Methods. During the last 3 years, 14 patients experienced short-term pleural space problems associated with prolonged air leaks after pulmonary resection for lung cancer. All patients, under sedation and local anesthesia, had a mean of 2,100 mL of air injected under the diaphragm, using a Veres needle after a mean time of 7 days (range, 5 to 10 days) from the operation. In 3 patients talc slurry was added to help control the air leak.
Results. No patients experienced complications during the induction of the pneumoperitoneum. No patients complained of dyspnea, although blood gas analysis showed a slight increment of carbon dioxide partial pressure (p < 0,0004).
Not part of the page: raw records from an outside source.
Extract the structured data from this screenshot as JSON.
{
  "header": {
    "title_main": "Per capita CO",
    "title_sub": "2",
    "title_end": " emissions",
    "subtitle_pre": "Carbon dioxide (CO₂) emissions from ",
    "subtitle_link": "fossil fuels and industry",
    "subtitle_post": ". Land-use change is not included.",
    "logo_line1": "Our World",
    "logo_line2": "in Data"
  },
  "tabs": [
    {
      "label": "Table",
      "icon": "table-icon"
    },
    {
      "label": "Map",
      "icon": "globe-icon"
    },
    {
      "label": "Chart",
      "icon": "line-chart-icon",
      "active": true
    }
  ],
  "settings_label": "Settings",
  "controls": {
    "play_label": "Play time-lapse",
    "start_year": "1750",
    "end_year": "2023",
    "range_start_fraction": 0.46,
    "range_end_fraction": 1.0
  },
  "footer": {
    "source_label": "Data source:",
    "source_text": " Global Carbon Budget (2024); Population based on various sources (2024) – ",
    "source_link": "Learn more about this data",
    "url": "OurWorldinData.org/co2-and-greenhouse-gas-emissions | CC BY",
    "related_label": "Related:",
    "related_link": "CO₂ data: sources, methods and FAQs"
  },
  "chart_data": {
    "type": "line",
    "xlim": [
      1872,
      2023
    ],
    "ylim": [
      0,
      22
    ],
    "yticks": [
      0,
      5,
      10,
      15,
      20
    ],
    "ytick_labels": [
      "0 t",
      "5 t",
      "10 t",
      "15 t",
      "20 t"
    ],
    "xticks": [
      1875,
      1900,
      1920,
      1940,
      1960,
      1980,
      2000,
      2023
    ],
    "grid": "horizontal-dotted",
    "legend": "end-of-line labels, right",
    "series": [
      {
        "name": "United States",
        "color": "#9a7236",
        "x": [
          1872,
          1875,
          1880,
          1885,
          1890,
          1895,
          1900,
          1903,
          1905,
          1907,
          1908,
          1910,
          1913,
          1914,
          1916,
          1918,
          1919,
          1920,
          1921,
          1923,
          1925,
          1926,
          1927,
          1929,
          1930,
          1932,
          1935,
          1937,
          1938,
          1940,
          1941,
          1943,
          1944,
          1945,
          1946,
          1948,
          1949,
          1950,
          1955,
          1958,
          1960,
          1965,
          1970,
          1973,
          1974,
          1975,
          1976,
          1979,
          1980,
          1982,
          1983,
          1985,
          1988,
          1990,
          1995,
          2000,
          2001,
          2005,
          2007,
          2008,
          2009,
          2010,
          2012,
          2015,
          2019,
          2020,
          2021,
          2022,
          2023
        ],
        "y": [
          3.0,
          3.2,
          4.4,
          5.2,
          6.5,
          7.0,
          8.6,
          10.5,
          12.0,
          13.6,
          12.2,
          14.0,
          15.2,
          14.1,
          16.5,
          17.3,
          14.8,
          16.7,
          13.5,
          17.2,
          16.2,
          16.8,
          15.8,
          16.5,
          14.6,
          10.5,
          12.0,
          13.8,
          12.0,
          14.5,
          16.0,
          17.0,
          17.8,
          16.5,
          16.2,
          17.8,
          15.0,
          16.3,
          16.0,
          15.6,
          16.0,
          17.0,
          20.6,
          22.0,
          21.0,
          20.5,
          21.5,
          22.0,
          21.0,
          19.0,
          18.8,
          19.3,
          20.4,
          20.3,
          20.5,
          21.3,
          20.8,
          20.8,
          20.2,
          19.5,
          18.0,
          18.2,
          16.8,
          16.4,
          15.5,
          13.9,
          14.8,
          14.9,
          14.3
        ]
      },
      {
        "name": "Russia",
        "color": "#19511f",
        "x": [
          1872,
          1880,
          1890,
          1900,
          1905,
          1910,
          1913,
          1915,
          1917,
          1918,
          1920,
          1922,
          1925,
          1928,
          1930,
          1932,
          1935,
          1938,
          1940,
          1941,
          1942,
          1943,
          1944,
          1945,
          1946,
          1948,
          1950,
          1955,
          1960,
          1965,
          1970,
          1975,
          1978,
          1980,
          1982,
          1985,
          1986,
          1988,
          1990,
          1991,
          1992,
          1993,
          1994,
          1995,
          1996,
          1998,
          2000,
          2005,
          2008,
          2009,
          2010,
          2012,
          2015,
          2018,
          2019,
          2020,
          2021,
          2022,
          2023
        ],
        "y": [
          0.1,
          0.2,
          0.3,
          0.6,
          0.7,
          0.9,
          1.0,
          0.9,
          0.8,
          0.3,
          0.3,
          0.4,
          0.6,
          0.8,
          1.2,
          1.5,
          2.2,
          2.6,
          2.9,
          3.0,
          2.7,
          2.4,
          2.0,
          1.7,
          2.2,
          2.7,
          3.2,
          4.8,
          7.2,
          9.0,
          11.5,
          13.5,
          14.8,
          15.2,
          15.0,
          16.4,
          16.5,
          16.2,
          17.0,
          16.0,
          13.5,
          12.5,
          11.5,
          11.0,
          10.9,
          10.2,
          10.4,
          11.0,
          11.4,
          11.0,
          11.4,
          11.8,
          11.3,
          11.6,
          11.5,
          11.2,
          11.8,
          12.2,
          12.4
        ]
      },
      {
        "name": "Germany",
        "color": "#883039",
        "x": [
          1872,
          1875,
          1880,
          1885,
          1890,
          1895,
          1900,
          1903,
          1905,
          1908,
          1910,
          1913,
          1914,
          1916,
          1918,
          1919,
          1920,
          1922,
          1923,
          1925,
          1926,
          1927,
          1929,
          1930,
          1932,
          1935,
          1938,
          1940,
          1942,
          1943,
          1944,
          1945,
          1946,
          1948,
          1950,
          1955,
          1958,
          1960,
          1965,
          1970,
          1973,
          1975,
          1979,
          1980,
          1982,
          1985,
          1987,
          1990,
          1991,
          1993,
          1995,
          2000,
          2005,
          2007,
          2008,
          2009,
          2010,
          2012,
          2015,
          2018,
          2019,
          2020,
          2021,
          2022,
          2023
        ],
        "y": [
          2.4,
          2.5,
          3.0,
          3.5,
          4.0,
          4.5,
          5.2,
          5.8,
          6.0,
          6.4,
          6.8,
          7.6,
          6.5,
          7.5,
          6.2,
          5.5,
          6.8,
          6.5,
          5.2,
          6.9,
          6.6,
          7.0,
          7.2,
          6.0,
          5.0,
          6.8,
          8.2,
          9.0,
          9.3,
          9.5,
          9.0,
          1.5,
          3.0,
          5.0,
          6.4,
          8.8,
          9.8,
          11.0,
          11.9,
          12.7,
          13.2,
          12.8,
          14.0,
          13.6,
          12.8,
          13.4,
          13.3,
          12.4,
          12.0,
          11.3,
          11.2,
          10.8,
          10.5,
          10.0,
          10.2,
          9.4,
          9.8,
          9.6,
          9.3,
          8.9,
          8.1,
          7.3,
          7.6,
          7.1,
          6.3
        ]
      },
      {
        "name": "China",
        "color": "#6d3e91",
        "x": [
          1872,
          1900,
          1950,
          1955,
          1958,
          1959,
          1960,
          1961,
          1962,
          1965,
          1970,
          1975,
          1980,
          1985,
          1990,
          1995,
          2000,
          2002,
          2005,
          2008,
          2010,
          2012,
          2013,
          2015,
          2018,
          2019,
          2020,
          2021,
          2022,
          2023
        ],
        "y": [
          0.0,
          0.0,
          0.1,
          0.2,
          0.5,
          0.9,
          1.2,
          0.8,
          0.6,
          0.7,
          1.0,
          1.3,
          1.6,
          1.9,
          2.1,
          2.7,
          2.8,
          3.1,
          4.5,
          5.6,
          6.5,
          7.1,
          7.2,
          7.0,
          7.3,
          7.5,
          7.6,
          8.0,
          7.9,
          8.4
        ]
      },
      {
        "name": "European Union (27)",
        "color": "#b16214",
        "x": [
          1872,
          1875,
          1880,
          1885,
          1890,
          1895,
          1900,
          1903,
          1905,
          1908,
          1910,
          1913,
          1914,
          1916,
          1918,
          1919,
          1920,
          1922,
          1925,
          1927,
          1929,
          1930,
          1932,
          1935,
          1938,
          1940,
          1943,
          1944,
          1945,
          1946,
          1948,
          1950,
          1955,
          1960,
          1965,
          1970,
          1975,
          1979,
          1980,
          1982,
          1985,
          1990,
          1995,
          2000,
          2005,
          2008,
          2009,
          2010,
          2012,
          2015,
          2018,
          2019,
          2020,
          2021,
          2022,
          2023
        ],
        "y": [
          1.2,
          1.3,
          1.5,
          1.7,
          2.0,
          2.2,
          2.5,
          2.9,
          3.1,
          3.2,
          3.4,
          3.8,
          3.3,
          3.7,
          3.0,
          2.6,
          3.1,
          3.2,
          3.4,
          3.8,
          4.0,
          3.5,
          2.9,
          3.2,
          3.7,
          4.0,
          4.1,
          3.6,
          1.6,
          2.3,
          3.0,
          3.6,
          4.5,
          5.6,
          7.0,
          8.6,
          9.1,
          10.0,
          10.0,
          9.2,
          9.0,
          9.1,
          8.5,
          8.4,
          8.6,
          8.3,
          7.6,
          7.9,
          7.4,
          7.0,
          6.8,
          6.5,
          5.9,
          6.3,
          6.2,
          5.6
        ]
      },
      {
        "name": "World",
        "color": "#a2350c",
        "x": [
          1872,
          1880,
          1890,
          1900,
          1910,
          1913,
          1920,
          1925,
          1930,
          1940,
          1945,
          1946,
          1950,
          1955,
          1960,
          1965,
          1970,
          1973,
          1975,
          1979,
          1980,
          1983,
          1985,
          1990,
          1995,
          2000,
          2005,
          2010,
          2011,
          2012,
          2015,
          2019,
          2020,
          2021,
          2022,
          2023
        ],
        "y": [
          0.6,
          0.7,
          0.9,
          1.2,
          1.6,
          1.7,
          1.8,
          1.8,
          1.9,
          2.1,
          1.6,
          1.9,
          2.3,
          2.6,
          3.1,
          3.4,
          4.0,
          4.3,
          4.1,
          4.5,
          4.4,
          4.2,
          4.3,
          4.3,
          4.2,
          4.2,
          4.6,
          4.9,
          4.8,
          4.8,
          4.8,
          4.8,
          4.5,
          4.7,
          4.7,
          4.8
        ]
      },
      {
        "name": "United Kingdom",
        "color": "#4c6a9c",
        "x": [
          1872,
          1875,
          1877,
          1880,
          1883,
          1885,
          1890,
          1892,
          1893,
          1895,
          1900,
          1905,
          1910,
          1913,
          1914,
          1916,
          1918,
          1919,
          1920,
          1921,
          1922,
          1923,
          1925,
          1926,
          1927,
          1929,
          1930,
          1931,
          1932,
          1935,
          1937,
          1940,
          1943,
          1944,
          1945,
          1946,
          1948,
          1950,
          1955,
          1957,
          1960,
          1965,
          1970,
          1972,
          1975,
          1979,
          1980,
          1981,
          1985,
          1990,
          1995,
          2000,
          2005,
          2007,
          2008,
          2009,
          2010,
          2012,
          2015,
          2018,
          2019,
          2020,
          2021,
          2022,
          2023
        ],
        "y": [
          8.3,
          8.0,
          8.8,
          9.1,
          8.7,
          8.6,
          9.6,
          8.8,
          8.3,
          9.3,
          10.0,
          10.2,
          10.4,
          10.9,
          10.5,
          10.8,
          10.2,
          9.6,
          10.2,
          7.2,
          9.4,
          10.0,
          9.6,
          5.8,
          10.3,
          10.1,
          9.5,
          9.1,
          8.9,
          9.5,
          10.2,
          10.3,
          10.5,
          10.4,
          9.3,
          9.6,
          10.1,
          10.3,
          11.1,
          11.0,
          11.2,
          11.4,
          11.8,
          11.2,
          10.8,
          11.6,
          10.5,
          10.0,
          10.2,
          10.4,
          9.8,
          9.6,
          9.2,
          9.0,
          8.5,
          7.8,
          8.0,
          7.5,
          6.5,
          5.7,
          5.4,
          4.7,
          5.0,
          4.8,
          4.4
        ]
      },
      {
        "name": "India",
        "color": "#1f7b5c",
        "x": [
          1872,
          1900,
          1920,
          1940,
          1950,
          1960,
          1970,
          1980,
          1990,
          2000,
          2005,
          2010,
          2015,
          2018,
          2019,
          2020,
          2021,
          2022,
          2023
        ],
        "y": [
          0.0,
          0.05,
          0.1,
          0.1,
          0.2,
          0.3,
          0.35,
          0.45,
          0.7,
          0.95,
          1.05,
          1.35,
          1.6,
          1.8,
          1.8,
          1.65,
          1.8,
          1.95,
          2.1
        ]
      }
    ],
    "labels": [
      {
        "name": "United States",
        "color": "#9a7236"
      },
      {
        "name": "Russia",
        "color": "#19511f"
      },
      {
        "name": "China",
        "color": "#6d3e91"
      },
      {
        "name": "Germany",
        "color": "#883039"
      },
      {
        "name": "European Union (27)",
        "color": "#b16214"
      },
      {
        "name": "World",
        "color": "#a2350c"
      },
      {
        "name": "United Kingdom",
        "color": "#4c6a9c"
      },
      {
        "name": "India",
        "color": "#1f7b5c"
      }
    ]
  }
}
Obliteration of the pleural space was observed in all cases after a mean time of 4 days (range, 1 to 7 days). Air leaks stopped in all patients after a mean time of 8 days (range, 4 to 12 days). The mean postoperative hospital stay after lung resection was 18 days (range, 14 to 22 days). No patients had significant complications or long-term sequelae. We found that patients who had undergone induction chemotherapy had longer air leak durations than observed in noninduction patients (p = 0.03).
Conclusions. Our experience supports the use of postoperative pneumoperitoneum whenever a space problem associated with prolonged air leaks is present. The procedure is effective, safe, and easy to perform.